Subsequently, it might be said that he has saved millions of lives—including quite possibly yours and mine. What thanks did Semmelweis get from the leaders of his profession in Viennese society, guessers all? He was forced out of the hospital and out of Austria itself, whose people he had served so well. He finished his career in a provincial hospital in Hungary. There he gave up on humanity, which is us, and our knowledge, which is now yours, and on himself.
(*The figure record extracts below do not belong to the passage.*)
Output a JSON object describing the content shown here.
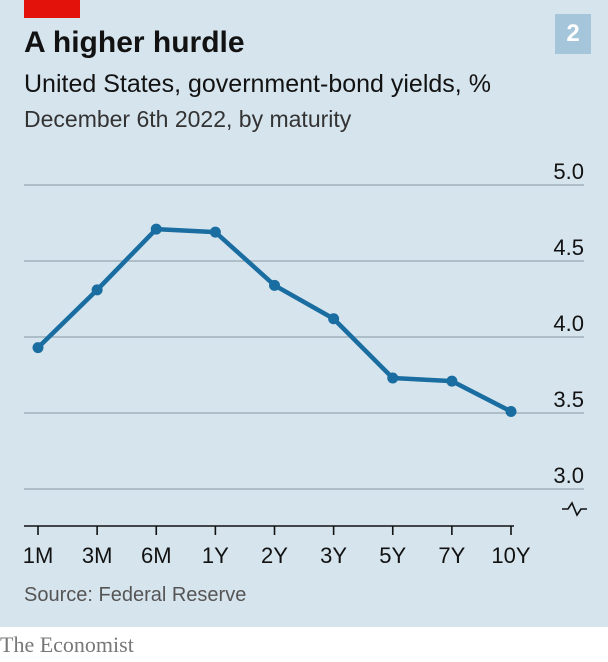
{
  "header": {
    "title": "A higher hurdle",
    "subtitle": "United States, government-bond yields, %",
    "subsubtitle": "December 6th 2022, by maturity",
    "badge": "2"
  },
  "footer": {
    "source": "Source: Federal Reserve",
    "brand": "The Economist"
  },
  "colors": {
    "background": "#d6e4ed",
    "line": "#1a6da0",
    "accent_red": "#e3120b",
    "badge": "#a5c6da"
  },
  "chart_data": {
    "type": "line",
    "title": "A higher hurdle",
    "subtitle": "United States, government-bond yields, %",
    "categories": [
      "1M",
      "3M",
      "6M",
      "1Y",
      "2Y",
      "3Y",
      "5Y",
      "7Y",
      "10Y"
    ],
    "series": [
      {
        "values": [
          3.93,
          4.31,
          4.71,
          4.69,
          4.34,
          4.12,
          3.73,
          3.71,
          3.51
        ]
      }
    ],
    "yticks": [
      "5.0",
      "4.5",
      "4.0",
      "3.5",
      "3.0"
    ],
    "ylim": [
      3.0,
      5.0
    ],
    "y_axis_broken": true,
    "grid": true,
    "ytick_position": "right"
  }
}
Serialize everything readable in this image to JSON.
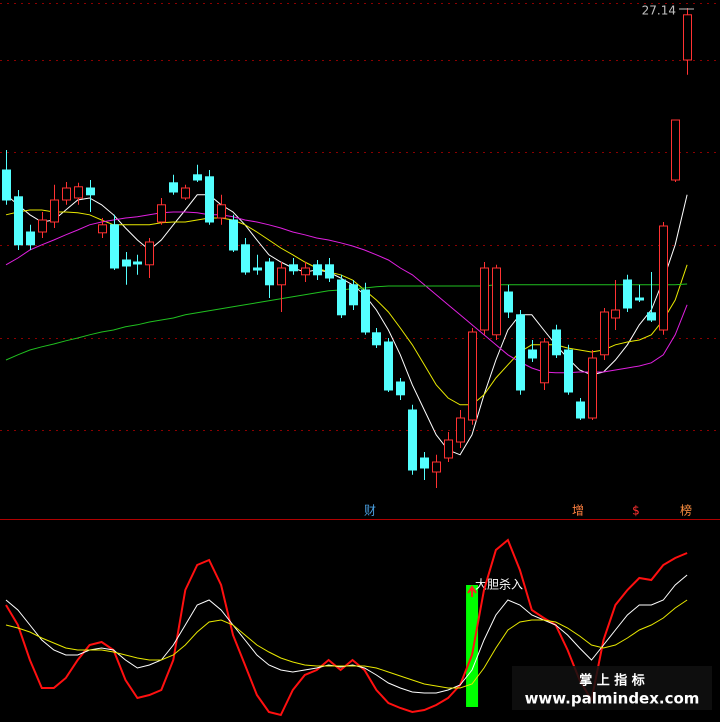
{
  "chart_data": [
    {
      "type": "candlestick",
      "ylim": [
        14.39,
        27.34
      ],
      "yticks": [
        25.84,
        23.54,
        21.22,
        18.89,
        16.59
      ],
      "grid": true,
      "grid_color": "#8b0000",
      "up_color": "#ff3232",
      "down_color": "#54ffff",
      "open": [
        23.09,
        22.42,
        21.54,
        21.54,
        21.79,
        22.34,
        22.39,
        22.64,
        21.52,
        21.72,
        20.84,
        20.79,
        20.72,
        21.79,
        22.77,
        22.39,
        22.97,
        22.92,
        21.89,
        21.84,
        21.22,
        20.64,
        20.79,
        20.22,
        20.72,
        20.47,
        20.72,
        20.72,
        20.34,
        20.22,
        20.09,
        19.02,
        18.79,
        17.79,
        17.09,
        15.89,
        15.54,
        15.89,
        16.29,
        16.84,
        19.09,
        18.97,
        20.04,
        19.47,
        18.59,
        17.77,
        19.09,
        18.59,
        17.29,
        16.89,
        18.47,
        19.39,
        20.34,
        19.89,
        19.52,
        19.09,
        22.84,
        25.84
      ],
      "high": [
        23.59,
        22.59,
        21.72,
        22.04,
        22.72,
        22.79,
        22.77,
        22.84,
        21.89,
        21.97,
        21.04,
        20.97,
        21.39,
        22.39,
        22.97,
        22.72,
        23.22,
        23.09,
        22.47,
        21.97,
        21.39,
        20.97,
        20.89,
        20.79,
        20.89,
        20.79,
        20.84,
        20.89,
        20.47,
        20.34,
        20.27,
        19.14,
        18.89,
        17.89,
        17.22,
        16.04,
        15.97,
        16.54,
        17.09,
        19.14,
        20.79,
        20.72,
        20.22,
        19.59,
        18.84,
        18.89,
        19.22,
        18.72,
        17.39,
        18.59,
        19.64,
        20.34,
        20.47,
        20.22,
        20.54,
        21.79,
        24.34,
        27.14
      ],
      "low": [
        22.22,
        21.09,
        21.09,
        21.39,
        21.64,
        22.22,
        22.22,
        22.04,
        21.39,
        20.59,
        20.22,
        20.47,
        20.39,
        21.72,
        22.47,
        22.34,
        22.79,
        21.72,
        21.72,
        21.04,
        20.47,
        20.47,
        19.89,
        19.54,
        20.47,
        20.29,
        20.34,
        20.29,
        19.39,
        19.59,
        18.97,
        18.64,
        17.54,
        17.34,
        15.47,
        15.34,
        15.14,
        15.79,
        16.14,
        16.72,
        18.97,
        18.84,
        19.39,
        17.47,
        18.29,
        17.59,
        18.39,
        17.47,
        16.84,
        16.84,
        18.34,
        19.09,
        19.54,
        19.79,
        19.29,
        18.97,
        22.79,
        25.47
      ],
      "close": [
        22.34,
        21.22,
        21.22,
        21.84,
        22.34,
        22.64,
        22.67,
        22.47,
        21.72,
        20.64,
        20.69,
        20.74,
        21.29,
        22.22,
        22.54,
        22.64,
        22.84,
        21.79,
        22.22,
        21.09,
        20.54,
        20.59,
        20.22,
        20.64,
        20.57,
        20.64,
        20.47,
        20.39,
        19.47,
        19.72,
        19.04,
        18.72,
        17.59,
        17.47,
        15.59,
        15.64,
        15.79,
        16.34,
        16.89,
        19.04,
        20.64,
        20.64,
        19.54,
        17.59,
        18.39,
        18.79,
        18.47,
        17.54,
        16.89,
        18.39,
        19.54,
        19.59,
        19.64,
        19.84,
        19.34,
        21.69,
        24.34,
        26.97
      ],
      "series": [
        {
          "color": "#ffffff",
          "values": [
            22.47,
            22.22,
            21.97,
            21.79,
            21.84,
            22.09,
            22.34,
            22.39,
            22.22,
            21.97,
            21.64,
            21.34,
            21.09,
            21.34,
            21.72,
            22.09,
            22.47,
            22.47,
            22.22,
            22.04,
            21.72,
            21.34,
            20.97,
            20.79,
            20.64,
            20.54,
            20.59,
            20.54,
            20.39,
            20.22,
            19.97,
            19.59,
            19.09,
            18.47,
            17.72,
            17.09,
            16.47,
            16.09,
            15.97,
            16.47,
            17.47,
            18.34,
            19.09,
            19.47,
            19.47,
            19.09,
            18.72,
            18.39,
            18.09,
            17.97,
            18.04,
            18.34,
            18.72,
            19.22,
            19.59,
            20.34,
            21.22,
            22.47
          ]
        },
        {
          "color": "#e8e800",
          "values": [
            21.97,
            22.04,
            22.09,
            22.09,
            22.04,
            22.04,
            22.02,
            21.97,
            21.84,
            21.72,
            21.72,
            21.72,
            21.72,
            21.77,
            21.79,
            21.79,
            21.84,
            21.89,
            21.89,
            21.84,
            21.72,
            21.54,
            21.34,
            21.14,
            20.97,
            20.79,
            20.64,
            20.54,
            20.47,
            20.34,
            20.09,
            19.84,
            19.54,
            19.14,
            18.72,
            18.22,
            17.72,
            17.39,
            17.22,
            17.22,
            17.47,
            17.89,
            18.22,
            18.54,
            18.72,
            18.72,
            18.72,
            18.64,
            18.59,
            18.54,
            18.59,
            18.72,
            18.79,
            18.84,
            18.97,
            19.34,
            19.84,
            20.72
          ]
        },
        {
          "color": "#e020e0",
          "values": [
            20.72,
            20.89,
            21.09,
            21.22,
            21.34,
            21.47,
            21.59,
            21.72,
            21.79,
            21.84,
            21.89,
            21.92,
            21.97,
            22.02,
            22.04,
            22.04,
            22.02,
            21.97,
            21.97,
            21.92,
            21.84,
            21.79,
            21.72,
            21.64,
            21.54,
            21.47,
            21.39,
            21.34,
            21.27,
            21.19,
            21.09,
            20.97,
            20.84,
            20.64,
            20.47,
            20.22,
            19.97,
            19.72,
            19.47,
            19.22,
            18.97,
            18.72,
            18.47,
            18.29,
            18.14,
            18.04,
            18.02,
            18.02,
            18.04,
            18.04,
            18.04,
            18.09,
            18.14,
            18.19,
            18.27,
            18.47,
            18.97,
            19.72
          ]
        },
        {
          "color": "#20c020",
          "values": [
            18.34,
            18.47,
            18.59,
            18.67,
            18.74,
            18.82,
            18.89,
            18.97,
            19.04,
            19.09,
            19.17,
            19.22,
            19.29,
            19.34,
            19.39,
            19.47,
            19.52,
            19.57,
            19.62,
            19.67,
            19.72,
            19.77,
            19.82,
            19.87,
            19.92,
            19.97,
            20.02,
            20.07,
            20.09,
            20.12,
            20.14,
            20.17,
            20.19,
            20.19,
            20.19,
            20.19,
            20.19,
            20.19,
            20.19,
            20.19,
            20.19,
            20.22,
            20.22,
            20.22,
            20.22,
            20.22,
            20.22,
            20.22,
            20.22,
            20.22,
            20.22,
            20.22,
            20.22,
            20.22,
            20.22,
            20.22,
            20.22,
            20.24
          ]
        }
      ],
      "high_label": {
        "value": 27.14,
        "label": "27.14"
      },
      "markers": [
        {
          "label": "财",
          "color": "#4a9fe0"
        },
        {
          "label": "增",
          "color": "#ff8040"
        },
        {
          "label": "$",
          "color": "#ff3030"
        },
        {
          "label": "榜",
          "color": "#ff9040"
        }
      ]
    },
    {
      "type": "line",
      "ylim": [
        0,
        100
      ],
      "series": [
        {
          "color": "#ff1010",
          "values": [
            57.5,
            47.5,
            30,
            16,
            16,
            21,
            30,
            37.5,
            39,
            35,
            20,
            11,
            12.5,
            15,
            30,
            65,
            77.5,
            80,
            67.5,
            42.5,
            27.5,
            12.5,
            4,
            2.5,
            15,
            22.5,
            25,
            30,
            25,
            30,
            25,
            15,
            8.5,
            6,
            4,
            5,
            7.5,
            11,
            17.5,
            32.5,
            65,
            85,
            90,
            75,
            55,
            51,
            47.5,
            35,
            20,
            10,
            40,
            57.5,
            65,
            71,
            70,
            77.5,
            81,
            83.5
          ]
        },
        {
          "color": "#ffffff",
          "values": [
            60,
            55,
            47.5,
            40,
            35,
            32.5,
            32.5,
            35,
            36,
            35,
            30,
            26,
            27.5,
            30,
            37.5,
            47.5,
            57.5,
            60,
            55,
            47.5,
            40,
            32.5,
            27.5,
            25,
            24,
            25,
            26,
            27.5,
            26.5,
            27.5,
            26,
            22.5,
            18.5,
            16,
            14,
            13.5,
            13.5,
            15,
            17.5,
            25,
            40,
            52.5,
            60,
            57.5,
            52.5,
            50,
            47.5,
            42.5,
            36,
            30,
            37.5,
            45,
            52.5,
            57.5,
            57.5,
            60,
            67.5,
            72.5
          ]
        },
        {
          "color": "#e8e800",
          "values": [
            47.5,
            46,
            44,
            41,
            38.5,
            36,
            35,
            35,
            35,
            34,
            32.5,
            31,
            30,
            30,
            32.5,
            37.5,
            44,
            49,
            50,
            47.5,
            42.5,
            37.5,
            34,
            31,
            29,
            27.5,
            27,
            27,
            27,
            27,
            27,
            26,
            24,
            22,
            20,
            18,
            17,
            16,
            16,
            18,
            26,
            36,
            45,
            49,
            50,
            50,
            49,
            46,
            42,
            37.5,
            36,
            37.5,
            41,
            45,
            47.5,
            51,
            56,
            60
          ]
        }
      ],
      "signal_bar": {
        "label": "大胆杀入",
        "high": 67.5,
        "low": 6.5,
        "color": "#00ff00"
      }
    }
  ],
  "watermark": {
    "title": "掌 上 指 标",
    "url": "www.palmindex.com"
  }
}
One day in the dissecting room, he took the blade of a scalpel with which he had been cutting up a corpse, and he stuck it on purpose into the palm of his hand. He died, as he knew he would, of blood poisoning soon afterward.

The guessers had had all the power. They had won again. Germs indeed. The guessers revealed something else about themselves too, which we should duly note today. They aren’t really interested in saving lives. What matters to them is being listened to—as however ignorantly their guessing goes on and on and on. If there’s anything they hate, it’s a wise guy or a wise girl.

Be one anyway. Save our lives and your lives too. Be honorable. I thank you for your attention.